Как-то раз хмурым ноябрьским утром Сальери позвонил из Милана в Зальцбург, чтобы узнать, как поживает одна из его многочисленных кузин, а именно – Шерли, и услышал в трубке такой унылый и плаксивый голос, что сразу же бросил все дела и примчался «Люфтганзой» к своей несчастной родственнице.

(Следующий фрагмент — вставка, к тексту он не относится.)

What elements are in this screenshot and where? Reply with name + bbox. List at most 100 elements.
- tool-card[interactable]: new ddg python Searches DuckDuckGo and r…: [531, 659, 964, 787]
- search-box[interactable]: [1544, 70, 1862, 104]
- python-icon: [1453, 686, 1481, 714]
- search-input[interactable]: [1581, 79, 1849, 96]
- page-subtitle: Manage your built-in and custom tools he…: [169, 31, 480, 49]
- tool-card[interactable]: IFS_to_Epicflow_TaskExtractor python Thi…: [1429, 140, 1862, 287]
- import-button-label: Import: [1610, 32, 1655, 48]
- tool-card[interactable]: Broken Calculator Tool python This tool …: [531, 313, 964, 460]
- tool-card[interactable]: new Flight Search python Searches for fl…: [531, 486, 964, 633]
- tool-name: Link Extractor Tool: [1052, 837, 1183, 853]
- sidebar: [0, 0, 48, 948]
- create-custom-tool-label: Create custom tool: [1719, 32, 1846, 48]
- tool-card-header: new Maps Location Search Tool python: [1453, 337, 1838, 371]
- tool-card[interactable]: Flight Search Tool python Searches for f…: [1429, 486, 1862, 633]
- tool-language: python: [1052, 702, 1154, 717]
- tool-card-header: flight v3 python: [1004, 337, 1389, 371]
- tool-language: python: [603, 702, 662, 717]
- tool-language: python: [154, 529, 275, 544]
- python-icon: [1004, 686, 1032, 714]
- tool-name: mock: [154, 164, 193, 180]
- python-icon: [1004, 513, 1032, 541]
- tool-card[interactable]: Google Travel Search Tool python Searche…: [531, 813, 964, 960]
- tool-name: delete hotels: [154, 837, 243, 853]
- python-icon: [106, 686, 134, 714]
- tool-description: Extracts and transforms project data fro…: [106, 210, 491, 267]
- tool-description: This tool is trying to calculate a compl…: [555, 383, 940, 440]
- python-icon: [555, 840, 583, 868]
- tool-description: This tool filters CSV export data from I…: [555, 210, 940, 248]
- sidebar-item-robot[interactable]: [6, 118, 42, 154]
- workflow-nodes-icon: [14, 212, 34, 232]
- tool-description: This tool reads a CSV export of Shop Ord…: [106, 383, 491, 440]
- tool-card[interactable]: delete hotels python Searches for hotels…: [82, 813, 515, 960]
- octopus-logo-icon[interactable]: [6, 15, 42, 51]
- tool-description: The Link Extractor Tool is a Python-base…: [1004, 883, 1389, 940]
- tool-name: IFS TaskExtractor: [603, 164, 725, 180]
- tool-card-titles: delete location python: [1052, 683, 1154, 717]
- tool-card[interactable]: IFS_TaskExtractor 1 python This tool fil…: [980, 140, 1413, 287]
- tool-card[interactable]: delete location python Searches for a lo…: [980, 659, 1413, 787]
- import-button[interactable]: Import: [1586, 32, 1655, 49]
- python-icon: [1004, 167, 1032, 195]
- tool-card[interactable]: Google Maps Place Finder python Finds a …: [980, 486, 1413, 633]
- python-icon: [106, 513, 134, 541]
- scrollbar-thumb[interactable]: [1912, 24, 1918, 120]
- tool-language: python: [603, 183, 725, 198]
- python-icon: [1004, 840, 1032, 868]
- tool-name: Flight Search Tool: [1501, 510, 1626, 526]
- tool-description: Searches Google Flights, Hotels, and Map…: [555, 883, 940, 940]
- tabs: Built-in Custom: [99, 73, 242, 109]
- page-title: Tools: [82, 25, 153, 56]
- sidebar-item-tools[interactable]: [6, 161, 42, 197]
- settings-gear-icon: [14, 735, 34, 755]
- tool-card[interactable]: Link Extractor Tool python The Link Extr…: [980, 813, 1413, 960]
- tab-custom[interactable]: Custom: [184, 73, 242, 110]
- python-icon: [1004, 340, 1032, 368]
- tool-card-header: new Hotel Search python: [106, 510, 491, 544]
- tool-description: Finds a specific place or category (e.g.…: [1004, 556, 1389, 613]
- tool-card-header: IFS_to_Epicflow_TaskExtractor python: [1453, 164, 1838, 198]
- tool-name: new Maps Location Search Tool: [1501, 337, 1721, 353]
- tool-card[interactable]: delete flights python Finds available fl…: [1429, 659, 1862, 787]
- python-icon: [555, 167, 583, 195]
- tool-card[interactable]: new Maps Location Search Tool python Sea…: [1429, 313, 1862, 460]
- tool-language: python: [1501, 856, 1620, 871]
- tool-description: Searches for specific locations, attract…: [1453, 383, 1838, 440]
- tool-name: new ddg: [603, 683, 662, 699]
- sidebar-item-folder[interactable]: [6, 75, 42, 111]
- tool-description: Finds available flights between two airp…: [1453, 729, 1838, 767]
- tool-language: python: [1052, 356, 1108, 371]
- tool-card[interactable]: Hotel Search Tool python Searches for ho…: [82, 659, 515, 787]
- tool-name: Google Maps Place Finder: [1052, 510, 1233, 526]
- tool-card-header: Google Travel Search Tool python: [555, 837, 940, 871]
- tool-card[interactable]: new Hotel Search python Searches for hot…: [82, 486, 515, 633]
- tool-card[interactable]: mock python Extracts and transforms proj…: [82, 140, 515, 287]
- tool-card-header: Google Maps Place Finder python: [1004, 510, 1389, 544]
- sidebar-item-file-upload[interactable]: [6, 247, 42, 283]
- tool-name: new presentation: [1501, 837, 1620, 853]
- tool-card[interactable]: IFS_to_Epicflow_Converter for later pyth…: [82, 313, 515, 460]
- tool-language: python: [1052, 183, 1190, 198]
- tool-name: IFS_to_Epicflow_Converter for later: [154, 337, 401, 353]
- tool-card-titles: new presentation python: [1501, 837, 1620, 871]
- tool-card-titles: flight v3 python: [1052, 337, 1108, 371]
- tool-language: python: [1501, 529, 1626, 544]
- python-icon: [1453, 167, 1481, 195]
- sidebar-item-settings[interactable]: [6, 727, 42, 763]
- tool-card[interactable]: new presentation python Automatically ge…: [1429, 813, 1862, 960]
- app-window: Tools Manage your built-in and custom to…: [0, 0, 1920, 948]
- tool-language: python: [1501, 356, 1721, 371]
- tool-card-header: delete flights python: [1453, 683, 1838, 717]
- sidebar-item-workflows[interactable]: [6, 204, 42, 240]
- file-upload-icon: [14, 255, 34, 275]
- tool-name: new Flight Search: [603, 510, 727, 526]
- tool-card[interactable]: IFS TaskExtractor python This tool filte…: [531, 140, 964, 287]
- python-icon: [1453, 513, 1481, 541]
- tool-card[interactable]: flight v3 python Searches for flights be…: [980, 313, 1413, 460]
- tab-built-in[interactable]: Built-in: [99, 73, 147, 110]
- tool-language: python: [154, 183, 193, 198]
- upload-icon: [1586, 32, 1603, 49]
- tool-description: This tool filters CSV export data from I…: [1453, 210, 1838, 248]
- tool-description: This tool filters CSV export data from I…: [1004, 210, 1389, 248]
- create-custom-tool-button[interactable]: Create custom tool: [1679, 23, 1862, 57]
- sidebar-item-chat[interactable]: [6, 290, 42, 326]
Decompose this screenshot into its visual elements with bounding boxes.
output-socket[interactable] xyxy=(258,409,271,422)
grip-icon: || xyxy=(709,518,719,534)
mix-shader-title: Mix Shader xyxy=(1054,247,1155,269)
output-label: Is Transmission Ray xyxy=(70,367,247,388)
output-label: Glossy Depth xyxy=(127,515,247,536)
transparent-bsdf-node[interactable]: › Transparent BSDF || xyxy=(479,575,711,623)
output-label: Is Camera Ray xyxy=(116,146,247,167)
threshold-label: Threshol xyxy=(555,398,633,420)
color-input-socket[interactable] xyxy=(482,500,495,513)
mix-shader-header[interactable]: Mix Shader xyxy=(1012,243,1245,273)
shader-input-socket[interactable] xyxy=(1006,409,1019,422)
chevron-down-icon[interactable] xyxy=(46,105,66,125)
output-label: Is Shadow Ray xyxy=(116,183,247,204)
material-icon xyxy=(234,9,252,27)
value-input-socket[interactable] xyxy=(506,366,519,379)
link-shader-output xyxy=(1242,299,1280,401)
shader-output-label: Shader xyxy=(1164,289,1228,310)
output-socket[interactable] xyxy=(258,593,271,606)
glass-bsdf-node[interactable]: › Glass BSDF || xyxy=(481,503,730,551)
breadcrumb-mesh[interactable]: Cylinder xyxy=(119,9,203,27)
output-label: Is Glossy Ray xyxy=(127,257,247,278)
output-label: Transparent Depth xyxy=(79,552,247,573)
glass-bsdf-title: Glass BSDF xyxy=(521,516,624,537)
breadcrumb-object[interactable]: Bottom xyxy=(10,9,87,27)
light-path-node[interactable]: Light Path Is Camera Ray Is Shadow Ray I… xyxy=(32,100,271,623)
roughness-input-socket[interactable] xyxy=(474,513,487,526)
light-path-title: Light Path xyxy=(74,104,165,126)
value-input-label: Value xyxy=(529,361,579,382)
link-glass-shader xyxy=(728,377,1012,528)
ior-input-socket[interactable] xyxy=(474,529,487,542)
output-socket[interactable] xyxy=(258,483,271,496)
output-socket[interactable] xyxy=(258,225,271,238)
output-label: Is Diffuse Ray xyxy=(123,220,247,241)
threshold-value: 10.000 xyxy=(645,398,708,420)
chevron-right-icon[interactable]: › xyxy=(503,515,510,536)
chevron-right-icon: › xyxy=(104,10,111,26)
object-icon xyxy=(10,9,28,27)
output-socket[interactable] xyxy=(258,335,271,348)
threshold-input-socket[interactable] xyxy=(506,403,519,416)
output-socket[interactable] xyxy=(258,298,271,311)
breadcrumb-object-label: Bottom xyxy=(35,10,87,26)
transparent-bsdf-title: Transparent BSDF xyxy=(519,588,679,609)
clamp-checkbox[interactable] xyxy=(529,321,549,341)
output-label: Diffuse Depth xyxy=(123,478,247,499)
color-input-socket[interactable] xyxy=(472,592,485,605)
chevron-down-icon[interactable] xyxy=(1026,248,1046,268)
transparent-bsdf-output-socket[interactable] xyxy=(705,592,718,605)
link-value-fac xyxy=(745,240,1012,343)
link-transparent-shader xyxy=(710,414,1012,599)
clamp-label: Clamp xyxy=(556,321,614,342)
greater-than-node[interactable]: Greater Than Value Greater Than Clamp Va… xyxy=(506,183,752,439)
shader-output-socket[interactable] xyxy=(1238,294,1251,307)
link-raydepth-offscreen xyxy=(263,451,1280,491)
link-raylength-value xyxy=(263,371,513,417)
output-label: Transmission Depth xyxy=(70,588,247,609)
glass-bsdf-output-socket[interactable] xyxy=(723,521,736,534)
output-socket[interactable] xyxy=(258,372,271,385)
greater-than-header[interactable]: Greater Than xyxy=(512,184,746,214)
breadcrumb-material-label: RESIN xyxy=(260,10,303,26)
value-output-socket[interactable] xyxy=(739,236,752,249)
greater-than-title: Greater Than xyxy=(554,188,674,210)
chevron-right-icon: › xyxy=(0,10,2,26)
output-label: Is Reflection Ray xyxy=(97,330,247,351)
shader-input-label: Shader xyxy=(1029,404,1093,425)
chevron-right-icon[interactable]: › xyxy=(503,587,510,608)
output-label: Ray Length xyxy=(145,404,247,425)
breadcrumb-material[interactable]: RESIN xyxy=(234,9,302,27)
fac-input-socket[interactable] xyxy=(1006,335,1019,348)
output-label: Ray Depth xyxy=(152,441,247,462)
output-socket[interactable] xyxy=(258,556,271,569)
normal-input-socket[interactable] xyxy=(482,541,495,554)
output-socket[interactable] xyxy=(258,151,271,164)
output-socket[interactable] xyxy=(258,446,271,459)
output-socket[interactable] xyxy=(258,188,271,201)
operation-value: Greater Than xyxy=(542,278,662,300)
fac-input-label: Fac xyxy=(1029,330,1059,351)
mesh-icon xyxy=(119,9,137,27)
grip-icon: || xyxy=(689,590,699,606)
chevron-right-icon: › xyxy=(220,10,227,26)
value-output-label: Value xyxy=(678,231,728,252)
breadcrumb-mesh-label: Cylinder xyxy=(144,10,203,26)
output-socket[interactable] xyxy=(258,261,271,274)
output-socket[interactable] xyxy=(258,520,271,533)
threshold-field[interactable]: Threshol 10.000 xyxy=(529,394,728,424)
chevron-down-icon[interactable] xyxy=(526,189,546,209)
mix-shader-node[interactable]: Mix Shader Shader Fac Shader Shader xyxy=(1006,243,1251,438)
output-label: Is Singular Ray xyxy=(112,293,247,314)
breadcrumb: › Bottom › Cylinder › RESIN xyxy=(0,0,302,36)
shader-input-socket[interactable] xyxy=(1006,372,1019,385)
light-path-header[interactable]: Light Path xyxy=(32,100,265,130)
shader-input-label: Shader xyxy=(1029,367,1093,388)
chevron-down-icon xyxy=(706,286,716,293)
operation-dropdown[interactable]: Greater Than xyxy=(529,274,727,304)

Он нашел ее в доме у Моцарта, где она все еще силилась найти себе применение, поливала цветы великого композитора, мыла его кофейный сервиз, смахивала пыль с крышки рояля, но все это было лишь жалкими попытками удержать на обеих конечностях падающий скелет, ведь Моцарт уже прочно влюбился в бесстрашную Констанцу с фиалковыми глазами, о чем недвусмысленно свидетельствовали воодушевленно разбросанные по всему дому номера «Зальбургских зорь».

Сальери взял в руки один из выпусков газеты, прочитал заметку прекрасной Констанцы, пожал плечами и сказал:

- Ничего особенного.

Шерли Браун тоже пожала плечами, высморкалась в бумажный платочек и выдавила из себя одну из тех банальностей, на которые так щедры люди, окончательно поглупевшие от безответной любви:

- Любовь слепа.

Сальери не стал с ней спорить. Он вообще никогда ни с кем не спорил уже много лет после того, как однажды проснулся на рассвете с горьким осознанием, что любые слова – бессмысленны. Именно в то утро он стал волшебником, притом одним из самых молчаливых на свете, благодаря чему его имя попало не только в «Книгу рекордов Гиннесса», но и в Википедию. Вот и сейчас он не стал тратить слова, а просто взял Шерли Браун за руку и подвел к подоконнику, где стояли только что политые ею цветы. Один из них – розовая герань – явно собирался зачахнуть, несмотря на обильный полив. Видимо, этому цветку требовалось нечто большее, чем ежедневный уход, и доброе сердце Шерли Браун дрогнуло. Она склонилась над геранью и принялась с запинками, пришепетывая даже на тех звуках, в которых нет ничего шипящего, читать стихи про Моцарта:

Моцарт в легком опьяненье

                                                Шел домой.

Было дивное волненье,

                                          День шальной.

И глядел веселым оком

                                        На людей

Композитор Моцарт Вольфганг

                                                      Амадей*. . .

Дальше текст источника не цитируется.